Tuesday, October 13, 2009

The Baucus Bill & Physician Reimbursement

The Baucas Bill [America's Healthy Future Act of 2009] does not eliminate the flawed physician reimbursement formula [Medicare SGR (sustainable growth rate)]. It allows for the .5% increase Congress appropriated for 2010; however, it does not eliminate the scheduled 25% cut in 2011. It is assumed that reimbursement rates will remain at current low levels (as specified by the SGR) for the subsequent years through 2019.

Historically, Congress has made adjustments annually to this "flawed" reimbursement formula which rises significantly slower than the rate of medical inflation. By cutting reimbursement rates in 2011 by 25% and keeping them there, there will be far fewer providers willing to provide services to Medicare patients. On the other hand, if Congress continues the annual adjustment process, the projected Congressional Budget Office "savings" in the bill begin to evaporate.

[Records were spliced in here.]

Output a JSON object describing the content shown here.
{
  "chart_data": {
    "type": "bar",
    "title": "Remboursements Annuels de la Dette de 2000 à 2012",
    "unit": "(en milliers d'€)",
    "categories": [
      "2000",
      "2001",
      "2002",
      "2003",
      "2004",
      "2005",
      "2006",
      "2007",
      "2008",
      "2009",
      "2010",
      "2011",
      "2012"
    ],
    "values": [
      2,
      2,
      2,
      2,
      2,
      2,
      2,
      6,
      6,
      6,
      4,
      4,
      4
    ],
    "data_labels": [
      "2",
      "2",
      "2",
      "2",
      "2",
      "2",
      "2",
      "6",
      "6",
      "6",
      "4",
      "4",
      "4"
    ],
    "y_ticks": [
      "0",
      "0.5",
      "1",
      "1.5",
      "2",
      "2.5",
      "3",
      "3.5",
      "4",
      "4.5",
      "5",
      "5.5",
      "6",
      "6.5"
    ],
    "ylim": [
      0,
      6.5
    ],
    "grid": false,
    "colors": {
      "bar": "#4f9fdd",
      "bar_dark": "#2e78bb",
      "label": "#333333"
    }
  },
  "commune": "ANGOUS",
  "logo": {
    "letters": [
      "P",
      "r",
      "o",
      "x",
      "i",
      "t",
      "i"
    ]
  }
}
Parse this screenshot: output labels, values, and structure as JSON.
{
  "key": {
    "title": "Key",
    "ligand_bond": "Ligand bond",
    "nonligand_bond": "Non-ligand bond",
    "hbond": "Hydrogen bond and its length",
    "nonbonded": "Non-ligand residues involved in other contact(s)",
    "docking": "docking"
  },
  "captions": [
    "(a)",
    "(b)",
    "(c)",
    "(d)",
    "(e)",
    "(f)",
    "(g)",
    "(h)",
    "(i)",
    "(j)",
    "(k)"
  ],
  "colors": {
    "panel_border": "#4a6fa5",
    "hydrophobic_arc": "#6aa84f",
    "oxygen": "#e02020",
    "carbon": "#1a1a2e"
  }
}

The bill does little to address the current high costs of providing actual care, which someone must pay. Physicians will not be able to sustain a 25% pay cut to provide care for Medicare patients. Those that do, will not be able to continue such services in subsequent years without any inflation adjustments. Apparently, a significant portion of the expense of providing care for the elderly in the future is expected to be born by physicians.

The projected "savings" of this bill are dubious at best; it is really cost-shifting. It seems a bit premature for the Senate Finance Committee to be patting itself on the back, given that this is not actually a viable solution.